The weight matters here for the opposite reason. At approximately 377 g the Avata 2 sits well above 250 g and carries a C1 (EU) class mark. That combination is decisive: a C1 drone requires the A1/A3 certificate before you fly, and the camera makes UAS operator registration mandatory in Latvia regardless. There is no sub-250 g shortcut with this one — the exam and registration are simply part of buying it.

Who is it for? FPV beginners who want the immersion without building or repairing a quad, and content creators after dynamic close-proximity shots. Flying needs the DJI Goggles 3, so the pilot sees a live feed rather than watching the drone from the ground — a genuinely different skill. Easy ACRO turns flips, rolls and drifts into one-button moves, and the electronic stabilisation produces smooth footage without a gimbal.

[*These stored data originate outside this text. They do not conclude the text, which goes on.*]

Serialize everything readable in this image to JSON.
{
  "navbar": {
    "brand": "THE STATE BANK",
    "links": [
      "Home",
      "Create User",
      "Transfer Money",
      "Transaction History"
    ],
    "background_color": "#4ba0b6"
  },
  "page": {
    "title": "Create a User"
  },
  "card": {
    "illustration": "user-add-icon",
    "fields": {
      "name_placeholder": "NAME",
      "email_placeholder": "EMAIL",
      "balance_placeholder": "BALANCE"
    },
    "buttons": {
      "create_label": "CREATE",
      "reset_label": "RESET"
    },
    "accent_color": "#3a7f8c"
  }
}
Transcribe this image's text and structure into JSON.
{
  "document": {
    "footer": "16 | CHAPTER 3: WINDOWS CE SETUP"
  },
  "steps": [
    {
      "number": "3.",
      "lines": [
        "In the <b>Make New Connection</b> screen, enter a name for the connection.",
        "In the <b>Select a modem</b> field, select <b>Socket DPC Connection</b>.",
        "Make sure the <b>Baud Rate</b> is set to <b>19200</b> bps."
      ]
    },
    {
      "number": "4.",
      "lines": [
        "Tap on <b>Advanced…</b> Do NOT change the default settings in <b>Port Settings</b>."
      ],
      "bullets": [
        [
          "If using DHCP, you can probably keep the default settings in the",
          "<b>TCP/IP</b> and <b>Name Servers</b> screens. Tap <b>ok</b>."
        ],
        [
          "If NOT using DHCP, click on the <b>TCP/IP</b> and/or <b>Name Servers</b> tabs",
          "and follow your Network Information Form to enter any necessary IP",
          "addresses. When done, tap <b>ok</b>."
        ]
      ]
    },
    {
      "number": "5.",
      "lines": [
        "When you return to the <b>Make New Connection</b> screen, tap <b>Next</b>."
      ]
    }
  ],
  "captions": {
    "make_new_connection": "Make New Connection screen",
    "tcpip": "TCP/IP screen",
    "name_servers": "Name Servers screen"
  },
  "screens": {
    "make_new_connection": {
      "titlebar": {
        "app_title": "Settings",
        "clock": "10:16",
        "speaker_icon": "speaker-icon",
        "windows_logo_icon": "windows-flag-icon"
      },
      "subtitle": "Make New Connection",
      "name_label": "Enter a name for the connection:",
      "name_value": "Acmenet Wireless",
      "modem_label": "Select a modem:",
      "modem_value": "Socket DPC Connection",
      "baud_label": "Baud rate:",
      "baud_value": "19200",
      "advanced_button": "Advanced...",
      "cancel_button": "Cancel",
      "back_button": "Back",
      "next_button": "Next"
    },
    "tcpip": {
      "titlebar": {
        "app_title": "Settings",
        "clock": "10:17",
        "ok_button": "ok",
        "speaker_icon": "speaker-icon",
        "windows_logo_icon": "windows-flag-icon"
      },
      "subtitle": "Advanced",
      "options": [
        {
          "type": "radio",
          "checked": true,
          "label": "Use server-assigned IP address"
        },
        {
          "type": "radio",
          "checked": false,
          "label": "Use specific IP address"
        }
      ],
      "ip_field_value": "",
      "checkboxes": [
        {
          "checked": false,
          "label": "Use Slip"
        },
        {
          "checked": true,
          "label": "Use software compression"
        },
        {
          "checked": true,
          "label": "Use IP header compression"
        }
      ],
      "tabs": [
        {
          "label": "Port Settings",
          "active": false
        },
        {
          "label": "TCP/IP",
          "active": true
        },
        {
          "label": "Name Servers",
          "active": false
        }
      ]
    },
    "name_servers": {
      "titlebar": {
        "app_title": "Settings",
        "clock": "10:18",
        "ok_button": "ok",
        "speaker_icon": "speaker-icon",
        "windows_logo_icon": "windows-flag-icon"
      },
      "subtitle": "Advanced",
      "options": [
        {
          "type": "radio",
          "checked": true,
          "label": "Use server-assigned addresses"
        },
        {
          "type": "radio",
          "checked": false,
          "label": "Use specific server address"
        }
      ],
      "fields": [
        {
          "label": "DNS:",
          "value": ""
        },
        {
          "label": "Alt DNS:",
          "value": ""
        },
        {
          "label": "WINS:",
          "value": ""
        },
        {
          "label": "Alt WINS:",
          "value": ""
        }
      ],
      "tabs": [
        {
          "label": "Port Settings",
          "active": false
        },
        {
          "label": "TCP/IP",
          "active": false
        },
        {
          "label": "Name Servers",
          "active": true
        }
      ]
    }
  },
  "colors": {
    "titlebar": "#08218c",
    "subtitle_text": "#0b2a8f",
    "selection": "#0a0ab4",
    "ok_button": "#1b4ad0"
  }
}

The honest caveats: the battery lasts only about 23 minutes, so most owners buy the three-battery combo; the goggles bundle is not cheap; and the fixed 155° ultra-wide lens gives a distinct look, not the flexibility of a normal camera drone. This is a separate FPV tool, not a Mavic replacement — and the licence reality is real: a 300 g-plus FPV drone means A1/A3 and registration, not a toy.

What owners report

Independent reviews and owners agree the appeal is the experience: the goggles, the immersive first-person view, and stabilisation that turns visibly rocking flight into silky footage. The integrated prop guards draw praise for safe indoor and close-proximity flying, and Easy ACRO makes tricks approachable for people who would never hand-fly manual acro. The larger 1/1.3-inch sensor and O4 transmission are noted as clear upgrades over the first Avata. The consistent gripes are just as honest — the ~23-minute battery pushes most buyers to the three-battery kit, the goggles bundle is expensive, and the ultra-wide fixed lens is an acquired taste rather than a do-everything camera. And more than one owner points out what the spec sheet does too: at 377 g this is not a sub-250 g drone, so registration and the certificate come with it.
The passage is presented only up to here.